Natural Treatments for Cold Sores

Honeycomb Contains Propolis

Cold sores or fever blisters are caused by infection with herpes simplex virus type 1 or 2. The sores typically start with a prodrome that includes stinging or shooting nerve pain, followed by the appearance of fluid-filled blisters that eventually scab over and heal. While herpes simplex virus type 1 is usually associated with infections of the lips and type 2 is associated with genital infections, either virus can cause an infection in either location. The virus is highly contagious, especially when active blisters are present, but can still be spread in their absence. Generally, over time, the severity of outbreaks decreases.

While antiviral medications can treat herpes infections, they aren’t a cure. The medications are usually well tolerated and help to suppress outbreaks (Tyring 2002). However, repeated use of the medications, and immunocompromised individuals (individuals with HIV or on immuno-suppresant medications for various reasons) may have higher risks for resistant herpes strains that don’t respond to standard medications (Schalkwijk 2022). As such, it’s worth reviewing what natural or integrative treatments may also be safe and effective for helping to control herpes outbreaks. 


Propolis is a natural resinous material that bees use to construct their hives. It’s known to have antimicrobial properties. In a clinical trial of a propolis cream compared to a standard topical antiviral medication, propolis cream was found to work better than topical medication for genital herpes (Vynograd 2000). On day 10, 80% of the patients using propolis had healed, whereas only 47% had healed with the medication. 

A more recent trial exploring propolis versus standard topical medication for cold sores on the lips also found better healing with propolis (Jautová 2019). By day three, the propolis had crusted over as compared to day four with the topical medication. Propolis also displayed advantages for pain relief and swelling over medication.

Olive Leaf

Olive Leaf

Olive leaves are known to have a number of different therapeutic effects, including antiviral properties. In a study of patients with cold sores, an olive leaf extract cream was compared to a standard topical medication (Toulabi 2022). For patients using olive leaf extract cream, bleeding, pain and itching all improved faster than with medication. In addition, olive leaf shortened the healing time.  

Other research on olive leaf also suggests it is potentially effective in herpes strains that are medication resistant (Cornetta 2022). However, clinical trials are still needed to confirm efficacy against resistant strains.

Lemon Balm

The herb lemon balm or Melissa officinalis has often been touted for its antiviral properties (Cohen 1964). A small clinical trial in patients with recurrent cold sores used lemon balm cream or placebo cream applied topically. By day two, symptoms scores were almost 20% better with the lemon balm cream as compared to placebo. However, when evaluated over the first five days of treatment, lemon balm was only about 10% more effective than placebo. 

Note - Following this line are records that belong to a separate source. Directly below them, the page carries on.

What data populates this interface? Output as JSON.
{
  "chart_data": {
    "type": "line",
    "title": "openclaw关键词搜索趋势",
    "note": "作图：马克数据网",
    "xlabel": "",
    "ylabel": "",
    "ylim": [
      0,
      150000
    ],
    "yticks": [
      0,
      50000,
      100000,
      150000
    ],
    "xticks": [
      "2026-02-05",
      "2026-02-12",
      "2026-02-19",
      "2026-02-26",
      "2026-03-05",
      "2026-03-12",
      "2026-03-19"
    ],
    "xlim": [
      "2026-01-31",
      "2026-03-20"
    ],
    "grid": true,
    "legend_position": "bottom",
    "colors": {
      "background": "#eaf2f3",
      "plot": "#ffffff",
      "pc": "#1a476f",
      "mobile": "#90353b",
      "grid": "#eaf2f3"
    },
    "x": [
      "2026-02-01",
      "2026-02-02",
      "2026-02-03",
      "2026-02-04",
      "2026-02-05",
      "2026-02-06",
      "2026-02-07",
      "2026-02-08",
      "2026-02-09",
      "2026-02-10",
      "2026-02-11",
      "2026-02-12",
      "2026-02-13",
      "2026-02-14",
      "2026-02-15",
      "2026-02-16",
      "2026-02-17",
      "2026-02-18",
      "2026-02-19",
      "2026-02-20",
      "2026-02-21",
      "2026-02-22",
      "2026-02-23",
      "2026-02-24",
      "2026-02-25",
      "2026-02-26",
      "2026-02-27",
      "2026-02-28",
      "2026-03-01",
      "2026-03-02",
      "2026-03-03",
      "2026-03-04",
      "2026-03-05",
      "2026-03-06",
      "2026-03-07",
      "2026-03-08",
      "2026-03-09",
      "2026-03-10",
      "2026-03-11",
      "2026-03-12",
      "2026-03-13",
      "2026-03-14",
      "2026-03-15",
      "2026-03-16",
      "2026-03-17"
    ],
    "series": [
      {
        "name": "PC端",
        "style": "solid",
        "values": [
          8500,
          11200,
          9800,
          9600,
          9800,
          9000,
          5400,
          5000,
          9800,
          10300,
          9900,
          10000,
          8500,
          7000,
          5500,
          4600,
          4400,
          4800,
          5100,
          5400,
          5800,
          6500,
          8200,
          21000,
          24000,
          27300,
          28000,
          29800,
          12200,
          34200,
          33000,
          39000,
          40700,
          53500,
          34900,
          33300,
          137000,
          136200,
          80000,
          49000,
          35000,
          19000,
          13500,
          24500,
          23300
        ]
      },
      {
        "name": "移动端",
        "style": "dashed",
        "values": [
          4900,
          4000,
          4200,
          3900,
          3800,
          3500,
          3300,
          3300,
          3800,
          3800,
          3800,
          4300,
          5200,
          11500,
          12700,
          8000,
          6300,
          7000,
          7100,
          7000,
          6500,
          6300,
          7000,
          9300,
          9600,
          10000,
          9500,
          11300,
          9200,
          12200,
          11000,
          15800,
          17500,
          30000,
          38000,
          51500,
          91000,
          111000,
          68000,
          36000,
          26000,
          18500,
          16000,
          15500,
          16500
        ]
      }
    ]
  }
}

A separate clinical trial compared standard topical medication and lemon balm cream. In the study, lemon balm was more effective at decreasing pain, although overall healing benefits between the two treatments were comparable (Ahadian 2015).  

Chinese Rhubarb (Rheum palmatum)

A clinical trial comparing standard topical medication, sage cream and sage plus Chinese rhubarb cream found comparable results. While the sage cream was slightly less effective than standard medication, the sage-rhubarb cream was on par with the efficacy of standard topical medications (Saller 2001).  

Tea Tree

A small clinical trial exploring tea tree oil gel (containing 6% tea tree oil) found some non-significant trends towards benefits as compared with placebo (Carson 2001). Due to the small sample size, it’s hard to draw firm conclusions about the efficacy of tea tree oil for cold sores. 

Licorice Root

And while there aren’t any clinical trials exploring licorice root for the treatment of cold sores, numerous studies suggest antiviral activity with licorice (Zuo 2023). In addition, licorice is readily available as a solid extract that has a sweet taste like licorice candy which may make it an easier choice for use around the lips.  


A number of herbal treatments show promise for the treatment of cold sores. Given the risk for increasing viral resistance to standard drug treatments, herbal products may yet find prominence in helping to control cold sores and fever blisters.